Ramirez III created new law in Florida for the admissibility of testimonial evidence based on novel theories and techniques. The Florida Supreme Court maintained that the new rule is different and more rigorous than the corresponding federal rule that was derived from the United States Supreme Court opinion in Daubert. While doing so, however, the Florida court evaluated the proffered novel expert testimony using the same factors enunciated in Daubert, substituting a scientific soundness rule for the general acceptance rule in Frye, which had theretofore been the law. Florida judges must henceforth apply the standards of scientific rigor to novel admissibility questions, asking questions analogous to (1) whether a theory or technique is testable and has been tested; (2) whether the results of such testing have been subject to peer review; (3) whether error rates associated with the technique are known and how great the error rate is; and (4) whether the theory or technique is generally accepted in the relevant scientific community.
This new rule for novel theories and techniques gives rise to the issue of whether scientific evidence of a type that has already been received in a substantial number of cases is subject to the same scrutiny. It apparently is if there are doubts as to the current acceptability of the evidence in the relevant scientific community. Perhaps all
such evidence should be subject to the test of scientific soundness. If it were, Florida courts would face the same broad challenges facing federal judges and those in many other Daubert jurisdictions, where the reliability of traditionally accepted techniques, such as fingerprint identification, is being questioned.
Whether Frye or Daubert is more lenient depends on what kinds of evidence are likely to come before the court.

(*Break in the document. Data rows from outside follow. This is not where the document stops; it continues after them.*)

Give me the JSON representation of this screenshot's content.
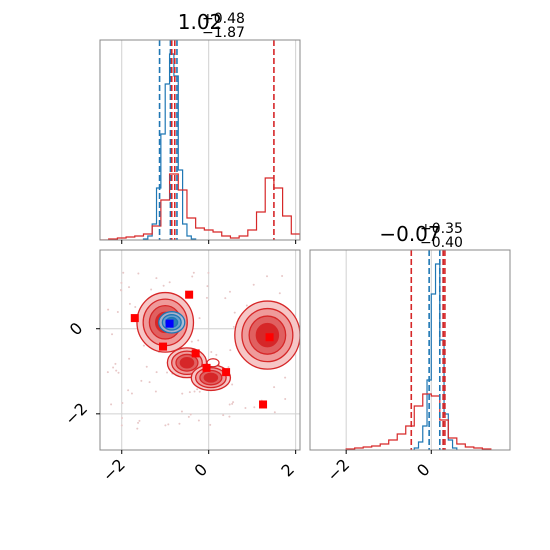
{
  "chart_data": [
    {
      "type": "step-histogram",
      "panel": "top-left",
      "title_main": "1.02",
      "title_sup": "+0.48",
      "title_sub": "−1.87",
      "xlim": [
        -2.5,
        2.1
      ],
      "xticks": [
        -2,
        0,
        2
      ],
      "colors": {
        "blue": "#1f77b4",
        "red": "#d62728"
      },
      "series": [
        {
          "name": "",
          "color": "#1f77b4",
          "bins": [
            -1.5,
            -1.4,
            -1.3,
            -1.2,
            -1.1,
            -1.0,
            -0.9,
            -0.8,
            -0.7,
            -0.6,
            -0.5,
            -0.4,
            -0.3
          ],
          "counts": [
            0.005,
            0.02,
            0.08,
            0.26,
            0.53,
            0.78,
            0.93,
            0.82,
            0.35,
            0.08,
            0.02,
            0.005
          ]
        },
        {
          "name": "",
          "color": "#d62728",
          "bins": [
            -2.5,
            -2.3,
            -2.1,
            -1.9,
            -1.7,
            -1.5,
            -1.3,
            -1.1,
            -0.9,
            -0.7,
            -0.5,
            -0.3,
            -0.1,
            0.1,
            0.3,
            0.5,
            0.7,
            0.9,
            1.1,
            1.3,
            1.5,
            1.7,
            1.9,
            2.1
          ],
          "counts": [
            0.0,
            0.005,
            0.01,
            0.015,
            0.02,
            0.03,
            0.07,
            0.2,
            0.33,
            0.25,
            0.11,
            0.06,
            0.05,
            0.04,
            0.02,
            0.01,
            0.02,
            0.05,
            0.14,
            0.31,
            0.26,
            0.12,
            0.03
          ]
        }
      ],
      "quantile_lines": [
        {
          "color": "#1f77b4",
          "x": [
            -1.13,
            -0.88,
            -0.73
          ]
        },
        {
          "color": "#d62728",
          "x": [
            -0.85,
            -0.78,
            1.5
          ]
        }
      ]
    },
    {
      "type": "contour-scatter",
      "panel": "bottom-left",
      "xlim": [
        -2.5,
        2.1
      ],
      "ylim": [
        -2.85,
        1.85
      ],
      "xticks": [
        -2,
        0,
        2
      ],
      "yticks": [
        -2,
        0
      ],
      "red_blobs": [
        {
          "cx": -1.0,
          "cy": 0.15,
          "rx": 0.65,
          "ry": 0.7
        },
        {
          "cx": 1.35,
          "cy": -0.15,
          "rx": 0.75,
          "ry": 0.8
        },
        {
          "cx": -0.5,
          "cy": -0.8,
          "rx": 0.45,
          "ry": 0.35
        },
        {
          "cx": 0.05,
          "cy": -1.15,
          "rx": 0.45,
          "ry": 0.3
        }
      ],
      "blue_blob": {
        "cx": -0.85,
        "cy": 0.15,
        "rx": 0.3,
        "ry": 0.25
      },
      "red_points": [
        {
          "x": -1.7,
          "y": 0.25
        },
        {
          "x": -0.45,
          "y": 0.8
        },
        {
          "x": -1.05,
          "y": -0.42
        },
        {
          "x": -0.3,
          "y": -0.58
        },
        {
          "x": -0.05,
          "y": -0.92
        },
        {
          "x": 0.4,
          "y": -1.02
        },
        {
          "x": 1.4,
          "y": -0.2
        },
        {
          "x": 1.25,
          "y": -1.78
        }
      ],
      "blue_point": {
        "x": -0.9,
        "y": 0.12
      }
    },
    {
      "type": "step-histogram",
      "panel": "bottom-right",
      "title_main": "−0.07",
      "title_sup": "+0.35",
      "title_sub": "−0.40",
      "xlim": [
        -2.85,
        1.85
      ],
      "xticks": [
        -2,
        0
      ],
      "series": [
        {
          "name": "",
          "color": "#1f77b4",
          "bins": [
            -0.4,
            -0.3,
            -0.2,
            -0.1,
            0.0,
            0.1,
            0.2,
            0.3,
            0.4,
            0.5,
            0.6
          ],
          "counts": [
            0.01,
            0.04,
            0.12,
            0.35,
            0.78,
            0.93,
            0.55,
            0.18,
            0.05,
            0.01
          ]
        },
        {
          "name": "",
          "color": "#d62728",
          "bins": [
            -2.0,
            -1.8,
            -1.6,
            -1.4,
            -1.2,
            -1.0,
            -0.8,
            -0.6,
            -0.4,
            -0.2,
            0.0,
            0.2,
            0.4,
            0.6,
            0.8,
            1.0,
            1.2,
            1.4
          ],
          "counts": [
            0.005,
            0.01,
            0.015,
            0.02,
            0.03,
            0.05,
            0.08,
            0.12,
            0.22,
            0.28,
            0.27,
            0.15,
            0.06,
            0.03,
            0.015,
            0.01,
            0.005
          ]
        }
      ],
      "quantile_lines": [
        {
          "color": "#1f77b4",
          "x": [
            -0.05,
            0.2,
            0.28
          ]
        },
        {
          "color": "#d62728",
          "x": [
            -0.47,
            0.28,
            0.32
          ]
        }
      ]
    }
  ]
}
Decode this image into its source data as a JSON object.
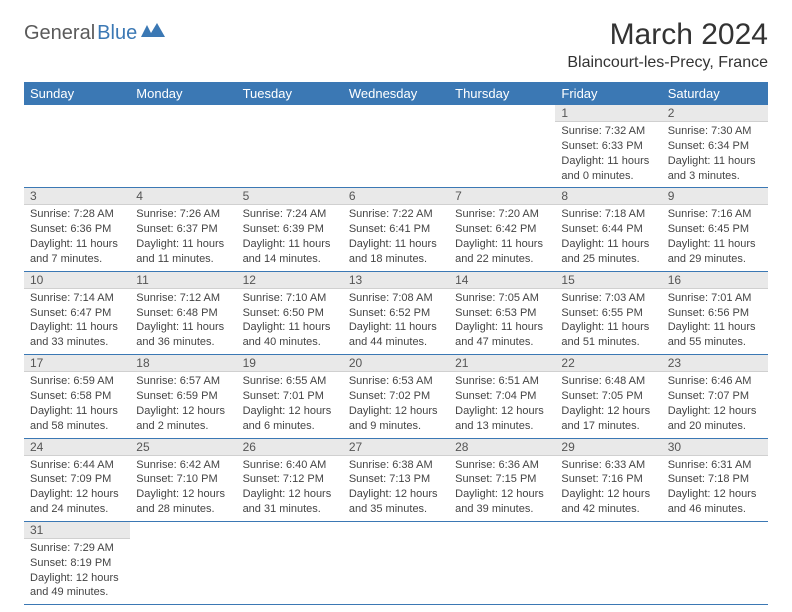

If evidence with weak scientific foundations but strong general acceptance, or cases with weak general acceptance but strong scientific foundations, are common, the (scientific) reliability of expert testimony will be correspondingly weak under the Frye test because the former will be inappropriately admitted and the latter inappropriately excluded. The federal (Daubert) rule would exclude the former and admit the latter. Daubert is considered more lenient because it will admit evidence with a strong scientific foundation even if it is not generally accepted. From a scientific perspective, this admissibility is appropriate. For novel evidence, at least, Ramirez III seems to agree.
The implications of Ramirez III for scientific evidence of a type that has already been received in a substantial number of cases is not known. Correll provides precedent for challenging the scientific soundness of expert evidence based on theories with declining general acceptance. There is also a basis in the Florida Evidence Code for applying the scientific soundness principal to all expert testimony because the predicate for admissibility is reliability. Whether Florida courts will eventually do so is as yet unknown. Combining the lessons of Correll and Ramirez III, however, suggests that, when these doubts arise, courts should apply the test of scientific soundness.